Message from Tim

 

'All Hands to the Pumps!'

According to the Collins Dictionary, if you harness energy, you bring it under your control so that you can use it. So when horses are harnessed to a cart or and plough, the strength of the horse can be harnessed for a specific purpose. These days, advances in technology mean that we are able to harness solar and wind energy to generate a considerable proportion of the electricity that we use. On a ship, the cry, ‘All hands to the pumps’ means that the combined energy of the crew needs to be harnessed for one specific purpose – in this case, keeping the ship afloat.

Churches have energy as well, not least because we rely upon the inexhaustible grace and power of the creator of the universe. When we use the gifts that God has given us to serve one another, then God works through us and the energy of the Holy Spirit is released in ways that build up the Body of Christ (1 Corinthians 12:4-7). Worship enables us to tap into and draw on that divine energy source. I don’t know what spiritual diet you have followed while we have not been able to worship together, but I hope that the regular disciplines of prayer and Bible reading and online worship have kept you going during the stressful times, or have enabled you to maintain or to build up your reserves of spiritual energy when (maybe) you have not been quite so busy.

But it would be disingenuous to pretend that church life does not take a lot of energy on our part: church can be hard work. Is it worth it? You will not be surprised to read that I think it is, because if church works as it should, then when we expend energy in one direction, we find ourselves being renewed from a different direction. That only happens if everyone works together. Paul says that when all the different members of the Body of Christ are working properly, then the body grows and builds itself up in love (Ephesians 4:16). Church can and should be a place where relationships are fostered that are mutually beneficial: as I give of myself to others, others in turn are giving to me. In that way we are all enriched and encouraged and supported ourselves as we serve each other. For that to work, there needs to be a generosity of spirit in all our dealings with each other, and the motivation for that comes from the love of God which is poured into our hearts by the Holy Spirit – enough to fill and to overflow out of our lives and into the lives of others.

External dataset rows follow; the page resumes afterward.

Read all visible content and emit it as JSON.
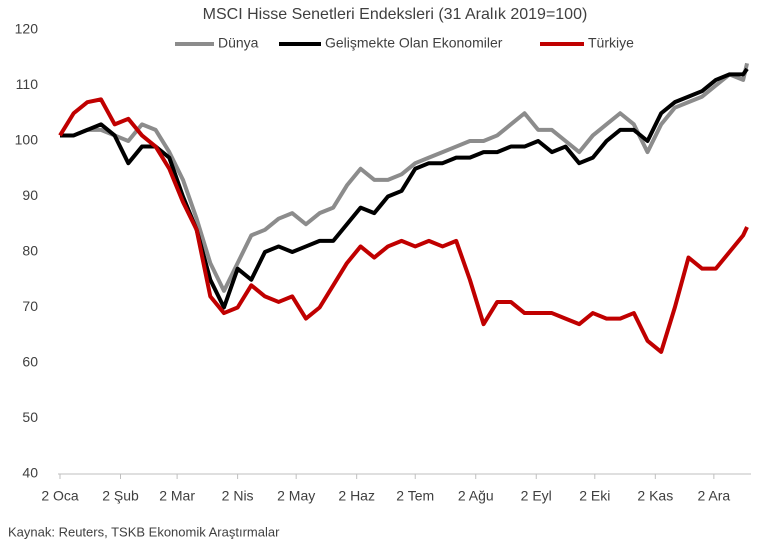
{
  "chart_data": {
    "type": "line",
    "title": "MSCI Hisse Senetleri Endeksleri (31 Aralık 2019=100)",
    "source": "Kaynak: Reuters, TSKB Ekonomik Araştırmalar",
    "x": [
      0,
      7,
      14,
      21,
      28,
      35,
      42,
      49,
      56,
      63,
      70,
      77,
      84,
      91,
      98,
      105,
      112,
      119,
      126,
      133,
      140,
      147,
      154,
      161,
      168,
      175,
      182,
      189,
      196,
      203,
      210,
      217,
      224,
      231,
      238,
      245,
      252,
      259,
      266,
      273,
      280,
      287,
      294,
      301,
      308,
      315,
      322,
      329,
      336,
      343,
      350,
      352
    ],
    "series": [
      {
        "name": "Dünya",
        "color": "#8c8c8c",
        "values": [
          101,
          101,
          102,
          102,
          101,
          100,
          103,
          102,
          98,
          93,
          86,
          78,
          73,
          78,
          83,
          84,
          86,
          87,
          85,
          87,
          88,
          92,
          95,
          93,
          93,
          94,
          96,
          97,
          98,
          99,
          100,
          100,
          101,
          103,
          105,
          102,
          102,
          100,
          98,
          101,
          103,
          105,
          103,
          98,
          103,
          106,
          107,
          108,
          110,
          112,
          111,
          114
        ]
      },
      {
        "name": "Gelişmekte Olan Ekonomiler",
        "color": "#000000",
        "values": [
          101,
          101,
          102,
          103,
          101,
          96,
          99,
          99,
          97,
          90,
          84,
          75,
          70,
          77,
          75,
          80,
          81,
          80,
          81,
          82,
          82,
          85,
          88,
          87,
          90,
          91,
          95,
          96,
          96,
          97,
          97,
          98,
          98,
          99,
          99,
          100,
          98,
          99,
          96,
          97,
          100,
          102,
          102,
          100,
          105,
          107,
          108,
          109,
          111,
          112,
          112,
          113
        ]
      },
      {
        "name": "Türkiye",
        "color": "#c00000",
        "values": [
          101,
          105,
          107,
          107.5,
          103,
          104,
          101,
          99,
          95,
          89,
          84,
          72,
          69,
          70,
          74,
          72,
          71,
          72,
          68,
          70,
          74,
          78,
          81,
          79,
          81,
          82,
          81,
          82,
          81,
          82,
          75,
          67,
          71,
          71,
          69,
          69,
          69,
          68,
          67,
          69,
          68,
          68,
          69,
          64,
          62,
          70,
          79,
          77,
          77,
          80,
          83,
          84.5
        ]
      }
    ],
    "xlim": [
      0,
      353
    ],
    "xticks": [
      {
        "value": 0,
        "label": "2 Oca"
      },
      {
        "value": 31,
        "label": "2 Şub"
      },
      {
        "value": 60,
        "label": "2 Mar"
      },
      {
        "value": 91,
        "label": "2 Nis"
      },
      {
        "value": 121,
        "label": "2 May"
      },
      {
        "value": 152,
        "label": "2 Haz"
      },
      {
        "value": 182,
        "label": "2 Tem"
      },
      {
        "value": 213,
        "label": "2 Ağu"
      },
      {
        "value": 244,
        "label": "2 Eyl"
      },
      {
        "value": 274,
        "label": "2 Eki"
      },
      {
        "value": 305,
        "label": "2 Kas"
      },
      {
        "value": 335,
        "label": "2 Ara"
      }
    ],
    "ylim": [
      40,
      120
    ],
    "yticks": [
      40,
      50,
      60,
      70,
      80,
      90,
      100,
      110,
      120
    ],
    "grid": false,
    "legend": "top"
  }
}
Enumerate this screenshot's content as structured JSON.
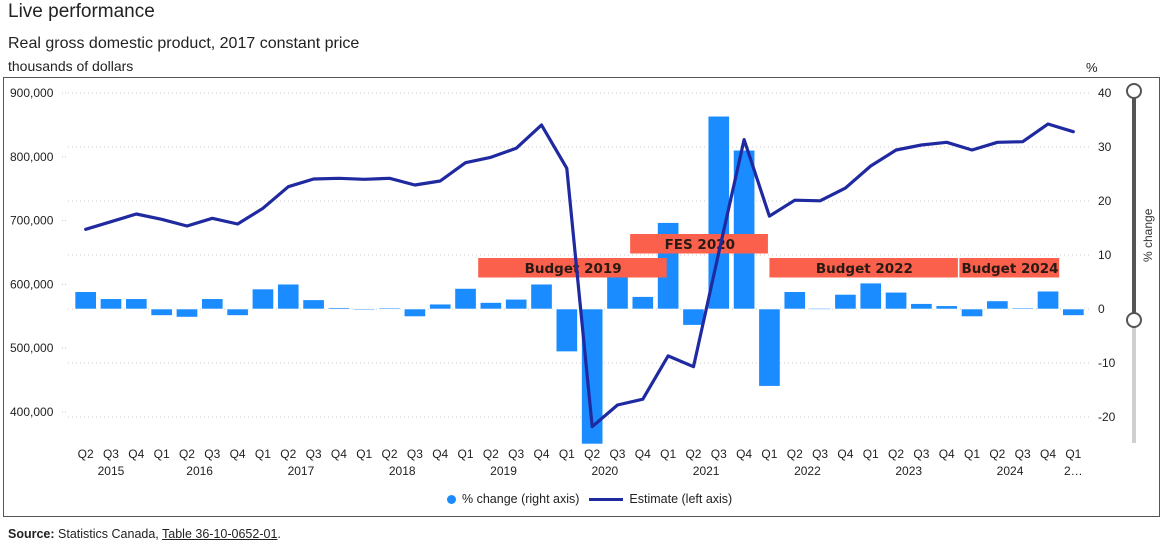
{
  "header": {
    "title": "Live performance",
    "subtitle": "Real gross domestic product, 2017 constant price",
    "left_unit": "thousands of dollars",
    "right_unit": "%"
  },
  "legend": {
    "bar_label": "% change (right axis)",
    "line_label": "Estimate (left axis)"
  },
  "slider": {
    "label": "% change",
    "range_top": 40,
    "range_bottom": 0
  },
  "source": {
    "prefix": "Source:",
    "text": "Statistics Canada,",
    "link": "Table 36-10-0652-01",
    "suffix": "."
  },
  "colors": {
    "bar": "#1a8cff",
    "line": "#1f2aa0",
    "band": "#fb604d"
  },
  "chart_data": {
    "type": "bar+line",
    "title": "Real gross domestic product, 2017 constant price",
    "xlabel": "",
    "ylabel_left": "thousands of dollars",
    "ylabel_right": "%",
    "ylim_left": [
      350000,
      900000
    ],
    "ylim_right": [
      -25,
      40
    ],
    "yticks_left": [
      400000,
      500000,
      600000,
      700000,
      800000,
      900000
    ],
    "yticks_left_labels": [
      "400,000",
      "500,000",
      "600,000",
      "700,000",
      "800,000",
      "900,000"
    ],
    "yticks_right": [
      -20,
      -10,
      0,
      10,
      20,
      30,
      40
    ],
    "grid": "dotted horizontal",
    "legend_position": "bottom-center",
    "categories": [
      "Q2",
      "Q3",
      "Q4",
      "Q1",
      "Q2",
      "Q3",
      "Q4",
      "Q1",
      "Q2",
      "Q3",
      "Q4",
      "Q1",
      "Q2",
      "Q3",
      "Q4",
      "Q1",
      "Q2",
      "Q3",
      "Q4",
      "Q1",
      "Q2",
      "Q3",
      "Q4",
      "Q1",
      "Q2",
      "Q3",
      "Q4",
      "Q1",
      "Q2",
      "Q3",
      "Q4",
      "Q1",
      "Q2",
      "Q3",
      "Q4",
      "Q1",
      "Q2",
      "Q3",
      "Q4",
      "Q1"
    ],
    "year_groups": [
      {
        "label": "2015",
        "start": 0,
        "count": 3
      },
      {
        "label": "2016",
        "start": 3,
        "count": 4
      },
      {
        "label": "2017",
        "start": 7,
        "count": 4
      },
      {
        "label": "2018",
        "start": 11,
        "count": 4
      },
      {
        "label": "2019",
        "start": 15,
        "count": 4
      },
      {
        "label": "2020",
        "start": 19,
        "count": 4
      },
      {
        "label": "2021",
        "start": 23,
        "count": 4
      },
      {
        "label": "2022",
        "start": 27,
        "count": 4
      },
      {
        "label": "2023",
        "start": 31,
        "count": 4
      },
      {
        "label": "2024",
        "start": 35,
        "count": 4
      },
      {
        "label": "2…",
        "start": 39,
        "count": 1
      }
    ],
    "series": [
      {
        "name": "% change (right axis)",
        "type": "bar",
        "axis": "right",
        "values": [
          3.2,
          1.9,
          1.9,
          -1.2,
          -1.5,
          1.9,
          -1.2,
          3.7,
          4.6,
          1.7,
          0.25,
          -0.1,
          0.2,
          -1.4,
          0.9,
          3.8,
          1.2,
          1.8,
          4.6,
          -7.9,
          -25.0,
          7.0,
          2.3,
          16.0,
          -3.0,
          35.7,
          29.4,
          -14.3,
          3.2,
          0.1,
          2.7,
          4.8,
          3.1,
          1.0,
          0.6,
          -1.4,
          1.5,
          0.2,
          3.3,
          -1.2
        ]
      },
      {
        "name": "Estimate (left axis)",
        "type": "line",
        "axis": "left",
        "values": [
          686400,
          698300,
          710300,
          702000,
          691500,
          703600,
          694700,
          719300,
          753100,
          765200,
          766300,
          764700,
          766300,
          755800,
          762100,
          790800,
          799200,
          813300,
          849800,
          782000,
          377000,
          411000,
          420000,
          488000,
          471000,
          650000,
          827000,
          707000,
          732000,
          731000,
          751000,
          785600,
          810700,
          818500,
          822700,
          810700,
          822700,
          823700,
          851400,
          839300
        ]
      }
    ],
    "annotations": [
      {
        "label": "Budget 2019",
        "start": 16,
        "end": 23.5,
        "row": 1
      },
      {
        "label": "FES 2020",
        "start": 22,
        "end": 27.5,
        "row": 2
      },
      {
        "label": "Budget 2022",
        "start": 27.5,
        "end": 35,
        "row": 1
      },
      {
        "label": "Budget 2024",
        "start": 35,
        "end": 39,
        "row": 1
      }
    ]
  }
}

Can I encourage you to pray that this vision would be a reality as we begin to resume face to face meetings? How do you feel about that? I began this piece in the bulletin by talking about harnessing energy. Some of us may have been accumulating reserves of pent-up emotional energy over the past 18 months that are just waiting to flood out in unpredictable ways. Brighton Road should be a safe place for that to happen, because there is no expectation that we should all be perfect people – that is why are relationships also need to be characterised by love, acceptance and forgiveness. Church should be a place where people’s pain can be expressed, absorbed and healed, and part of that healing is God giving us self-control, so that we are not at the mercy of our forceful emotions, but instead God redeems our experience so that we can then be in a position to understand and support others, and our emotional energy is harnessed in constructive ways.

Those past two paragraphs have expressed why I feel active involvement in church is worth the sacrifice of emotional and physical energy that this entails. If church works properly, then we will find a measure of wholeness, and we will receive at least as much as we give, and we will be built up rather than being drained. And when we all play our part, by the grace of God and the working of the Holy Spirit, the cycle of giving and being replenished gathers momentum.

What will meeting together look like? At last week’s church meeting, we talked about maybe having two services on a Sunday morning – one specifically designed to be interactive and inclusive for all ages, and the other based around what is perhaps a more traditional programme of worship and preaching. Between both services could be a time of fellowship over coffee (maybe even doughnuts) with perhaps a high-energy, activity-based programme for youngsters upstairs. It sounds exciting, and my impression was that people warmed to the idea of taking Sunday mornings in this direction as restrictions ease over the summer.

But if we go down this path, it will take a lot of hard work and resourcing, particularly on the technical side So if you have (or would like to develop) technical skills (sound, streaming, AV), people skills, music skills, skills with children and young people, artistic skills, leadership skills, then Brighton Road can be the place where God harnesses your energy for the life-changing work of his kingdom. Like the sound of that? Not sure how to get involved? Just ask.